For active management, the first quarter’s fast-moving markets were difficult to handle. Defensive positioning caught hedge funds flat-footed, but most strategies recovered their prior quarter’s losses. Representing raw hedge fund performance without implementation costs, the Credit Suisse Hedge Fund Index (CS HFI) rose 4.0% in the first quarter. As a proxy for live hedge fund portfolios, the median manager in the Callan Hedge Fund-of-Funds Database advanced 3.6%, net of all fees and expenses.

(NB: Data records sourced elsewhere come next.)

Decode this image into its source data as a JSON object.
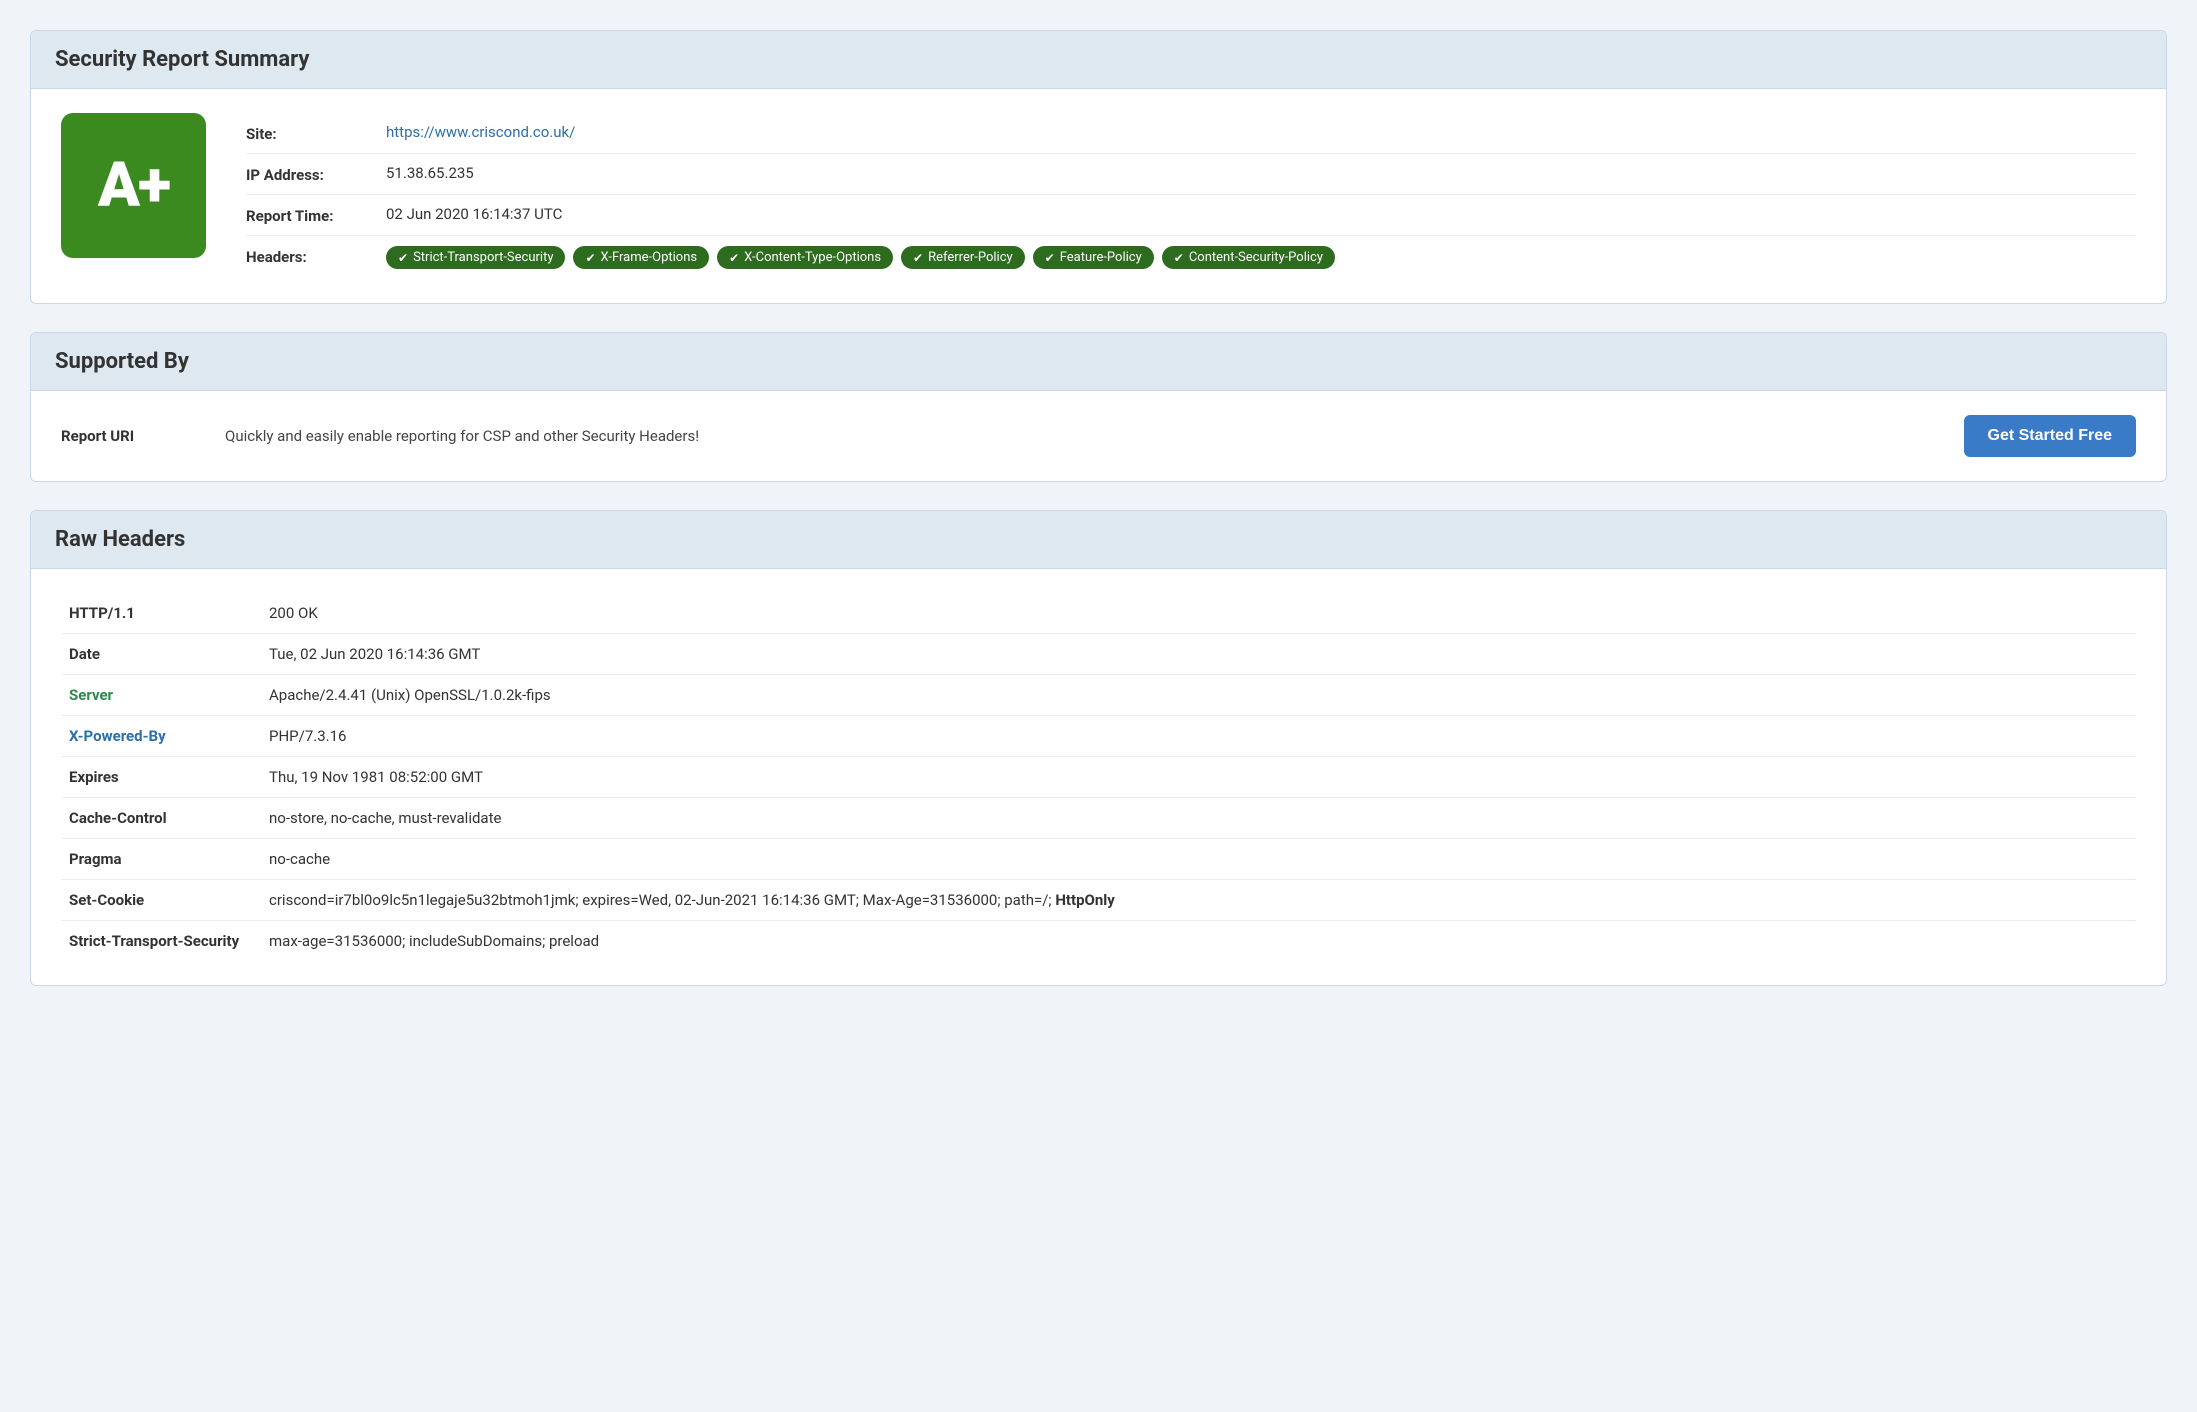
{
  "summary": {
    "title": "Security Report Summary",
    "grade": "A+",
    "site_label": "Site:",
    "site_url": "https://www.criscond.co.uk/",
    "ip_label": "IP Address:",
    "ip_value": "51.38.65.235",
    "report_time_label": "Report Time:",
    "report_time_value": "02 Jun 2020 16:14:37 UTC",
    "headers_label": "Headers:",
    "headers": [
      "Strict-Transport-Security",
      "X-Frame-Options",
      "X-Content-Type-Options",
      "Referrer-Policy",
      "Feature-Policy",
      "Content-Security-Policy"
    ]
  },
  "supported": {
    "title": "Supported By",
    "label": "Report URI",
    "description": "Quickly and easily enable reporting for CSP and other Security Headers!",
    "button_label": "Get Started Free"
  },
  "raw_headers": {
    "title": "Raw Headers",
    "rows": [
      {
        "label": "HTTP/1.1",
        "value": "200 OK",
        "label_type": "normal",
        "value_bold": ""
      },
      {
        "label": "Date",
        "value": "Tue, 02 Jun 2020 16:14:36 GMT",
        "label_type": "normal",
        "value_bold": ""
      },
      {
        "label": "Server",
        "value": "Apache/2.4.41 (Unix) OpenSSL/1.0.2k-fips",
        "label_type": "green",
        "value_bold": ""
      },
      {
        "label": "X-Powered-By",
        "value": "PHP/7.3.16",
        "label_type": "blue",
        "value_bold": ""
      },
      {
        "label": "Expires",
        "value": "Thu, 19 Nov 1981 08:52:00 GMT",
        "label_type": "normal",
        "value_bold": ""
      },
      {
        "label": "Cache-Control",
        "value": "no-store, no-cache, must-revalidate",
        "label_type": "normal",
        "value_bold": ""
      },
      {
        "label": "Pragma",
        "value": "no-cache",
        "label_type": "normal",
        "value_bold": ""
      },
      {
        "label": "Set-Cookie",
        "value": "criscond=ir7bl0o9lc5n1legaje5u32btmoh1jmk; expires=Wed, 02-Jun-2021 16:14:36 GMT; Max-Age=31536000; path=/; ",
        "label_type": "normal",
        "value_bold": "HttpOnly"
      },
      {
        "label": "Strict-Transport-Security",
        "value": "max-age=31536000; includeSubDomains; preload",
        "label_type": "normal",
        "value_bold": ""
      }
    ]
  }
}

Within CS HFI, Emerging Markets (+8.2%) was the quarter’s best performer, as it recovered most of its losses from the prior three quarters. Event-Driven Multi (+6.4%) was also a strong performer last quarter when soft catalyst-driven stocks bounced back quickly with the renewed risk appetite. In the fourth quarter, this strategy was the worst performer with a 7.7% loss. Also benefiting from the equity market rebound, Long/Short Equity (+5.3%) recovered most of its losses from the prior quarter. However, this peer group average suffered from negative alpha due to poor market timing calls when equity indices rebounded faster than expected.

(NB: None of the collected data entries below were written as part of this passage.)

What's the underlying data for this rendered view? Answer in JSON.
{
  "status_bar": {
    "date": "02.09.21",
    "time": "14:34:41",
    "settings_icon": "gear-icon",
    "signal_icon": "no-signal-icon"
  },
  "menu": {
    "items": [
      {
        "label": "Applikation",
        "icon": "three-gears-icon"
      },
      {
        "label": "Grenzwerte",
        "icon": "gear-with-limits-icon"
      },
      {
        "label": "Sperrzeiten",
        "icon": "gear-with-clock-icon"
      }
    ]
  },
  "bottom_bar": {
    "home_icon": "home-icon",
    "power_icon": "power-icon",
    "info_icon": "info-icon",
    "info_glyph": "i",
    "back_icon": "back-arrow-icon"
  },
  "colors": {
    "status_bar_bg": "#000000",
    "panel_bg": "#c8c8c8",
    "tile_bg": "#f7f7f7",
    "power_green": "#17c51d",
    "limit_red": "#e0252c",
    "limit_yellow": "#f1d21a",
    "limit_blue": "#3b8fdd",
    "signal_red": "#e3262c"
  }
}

Strategies with less directional exposure, such as Convertible Arb (+3.8%), Fixed Income Arb (+2.2%), and Equity Market Neutral (+2.5%) yielded moderate gains but had lower losses from the prior quarter to recover. Event-driven strategies with a more hedged or value-based approach, like Risk Arb (+1.9%) and Distressed (+2.2%), also experienced modest gains.

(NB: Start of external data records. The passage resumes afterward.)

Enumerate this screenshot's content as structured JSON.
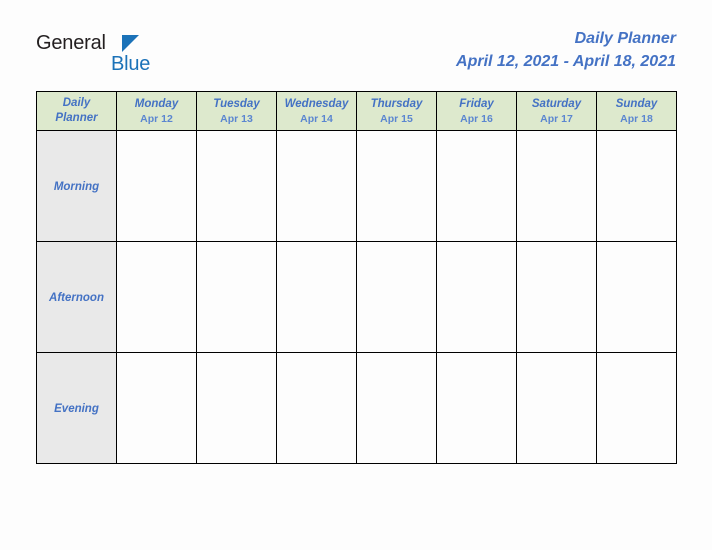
{
  "branding": {
    "logo_primary": "General",
    "logo_secondary": "Blue",
    "logo_triangle_icon": "triangle-icon",
    "primary_color": "#231f20",
    "accent_color": "#1b72b8"
  },
  "header": {
    "title": "Daily Planner",
    "date_range": "April 12, 2021 - April 18, 2021",
    "title_color": "#4472c4"
  },
  "planner": {
    "corner_label_line1": "Daily",
    "corner_label_line2": "Planner",
    "header_background": "#dde9cd",
    "row_label_background": "#e9e9e9",
    "cell_background": "#fdfdfd",
    "border_color": "#000000",
    "days": [
      {
        "name": "Monday",
        "date": "Apr 12"
      },
      {
        "name": "Tuesday",
        "date": "Apr 13"
      },
      {
        "name": "Wednesday",
        "date": "Apr 14"
      },
      {
        "name": "Thursday",
        "date": "Apr 15"
      },
      {
        "name": "Friday",
        "date": "Apr 16"
      },
      {
        "name": "Saturday",
        "date": "Apr 17"
      },
      {
        "name": "Sunday",
        "date": "Apr 18"
      }
    ],
    "time_slots": [
      {
        "label": "Morning",
        "entries": [
          "",
          "",
          "",
          "",
          "",
          "",
          ""
        ]
      },
      {
        "label": "Afternoon",
        "entries": [
          "",
          "",
          "",
          "",
          "",
          "",
          ""
        ]
      },
      {
        "label": "Evening",
        "entries": [
          "",
          "",
          "",
          "",
          "",
          "",
          ""
        ]
      }
    ]
  }
}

Within Callan’s Hedge Fund-of-Funds Database, market exposures materially affected performance in the first quarter. Aided by the stock market rally, the median Callan Long/Short Equity FOF (+7.7%) handily beat the Callan Absolute Return FOF (+2.4%). With more broadly diversified exposures to hedge fund strategies, the Core Diversified FOF gained 3.7%.
Since the financial crisis, liquid alternatives to hedge funds have become popular among investors for their attractive risk-adjusted returns that are similarly uncorrelated with traditional stock and bond investments but offered at a lower cost. Much of that interest is focused on rules-based, long-short strategies that isolate known risk premia such as value, momentum, and carry found across the various capital markets. These alternative risk premia are often embedded, to varying degrees, in hedge funds as well as other actively managed investment products.
Measuring the performance of these alternative risk premia in the first quarter, the Credit Suisse Neuberger Berman Multi-Asset Risk Premia Index gained 0.6% based upon a 5% volatility target. Within the underlying styles of the Index’s derivative-based premia that are equally risk-weighted, the quarter’s two major contributing factors were Fixed Income Momentum (+3.7%) and Currency Carry (+4.8%). The biggest detractors last quarter were Equity Momentum (-22.2%) and Commodity Momentum (-4.5%), primarily due to the rapid reversals of stock and oil prices at the quarter’s beginning. Also weighing down the broad risk premia index was Equity Value (-3.5%), as growth stocks regained favor.
Within Callan’s database of liquid alternative solutions, the median managers in the Callan Multi-Asset Class (MAC) Style Groups showed positive but widely diverging results. The average Callan Risk Parity MAC jumped 10.7%, beating an unlevered benchmark of 60% MSCI ACWI and 40% Bloomberg Barclays Global Aggregate Bond Index that yielded 8.2%. Using little or no leverage, Callan Long-Biased MAC gained 7.0%. With little or no market exposure, the Callan Absolute Return MAC climbed 4% while the Callan Risk Premia MAC only gained 2.4%.